Ich bin klein und schlank, aber ich baue schon Muskeln auf. Und Balken trägt man sowieso nie allein. Später arbeitet man viel mit Maschinen, da ist Muskelkraft nicht mehr so wichtig. Bei uns gibt es schnelle und langsame Jungs – ich bin nie die Schlechteste.
Max wird Erzieher
Nach der Schule habe ich eine Ausbildung zum Kaufmännischen Assistenten für Informationsverarbeitung absolviert. Am Ende saß ich nur noch im Büro herum und stempelte Dokumente. Genervt hat mich auch, dass ich kaum mit Menschen zu tun hatte, sondern immer nur demselben Kollegen gegenübersaß. Ich bin dann an eine Fachschule für Sozialpädagogik gegangen. Das bedeutet zwei Tage Schule und drei Tage in einer Kinder-tagesstätte. Es ist schon verrückt, dass ich dort der einzige Mann bin. Immerhin gibt es 19 Erzieherinnen. Ich finde die Sonder-rolle, die ich habe, aber ganz gut. Egal ob es meine Kolleginnen sind, die Mütter oder die Kinder – sie kommen alle sehr gern zu mir.

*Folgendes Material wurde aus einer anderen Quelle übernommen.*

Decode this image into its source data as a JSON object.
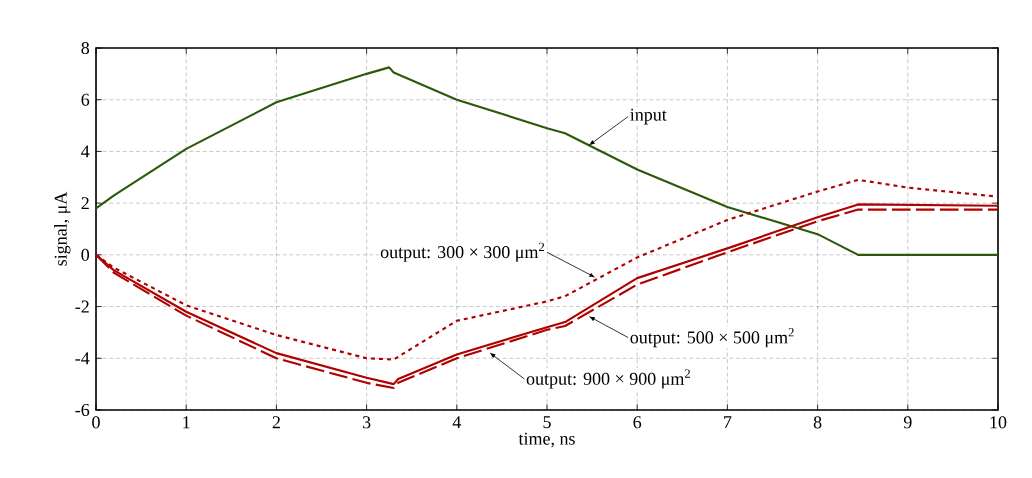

Ich glaube schon, dass Männer mit Kindern anders umgehen. Ich lasse zum Beispiel mehr durchgehen, bin oft geduldiger und nicht so streng. Nicht dass ich mir auf der Nase herumtanzen lasse. Die Kinder sind ja auch schlau und gehen dorthin, wo sie sich am meisten herausnehmen können. In meinem Freundeskreis gab es schon dumme Sprüche. Ob ich irgendwann noch mal was Richtiges machen würde und so. Auf solche Äußerungen hin habe ich dann immer angeboten, mal einen Tag mit mir zu tauschen, das wollte aber noch keiner annehmen. Oft wird die Arbeit, die ich mache, nicht gesehen oder unterschätzt. Darin zeigt sich die ganze Nichtachtung von solchen Berufen, die sehr wichtig für die Gesellschaft sind.
Viel Anerkennung bekommt man außerhalb der Kita also nicht, dafür bei der Arbeit umso mehr. Wenn ich mit den Eltern rede oder mit den Kindern, merke ich, wie froh die sind, dass mal ein Mann Erziehungsarbeit leistet. Besonders wichtig ist mir die ehrliche und direkte Rückmeldung der Kinder. Es heißt ja oft, dass die Jungs kaum noch Ansprechpartner haben, die sie verstehen. Das finde ich nicht, denn meine Kolleginnen sind bei Jungs und Mädchen gleichermaßen verständig. Andererseits sollten auch Mädchen durchaus von Männern erzogen werden, das ist ja in den Familien genauso wünschenswert. Für die Zukunft erhoffe ich mir, dass es etwas normaler wird, dass auch Männer in der Elementarpädagogik arbeiten. Ich mache jetzt genau das, was mir am meisten Spaß bereitet, aber ewig werde ich nicht in einer Kindertageseinrichtung bleiben. Ich will noch ein bisschen weiter, etwa mal die Leitung einer eigenen Einrichtung übernehmen oder zum Jugendamt.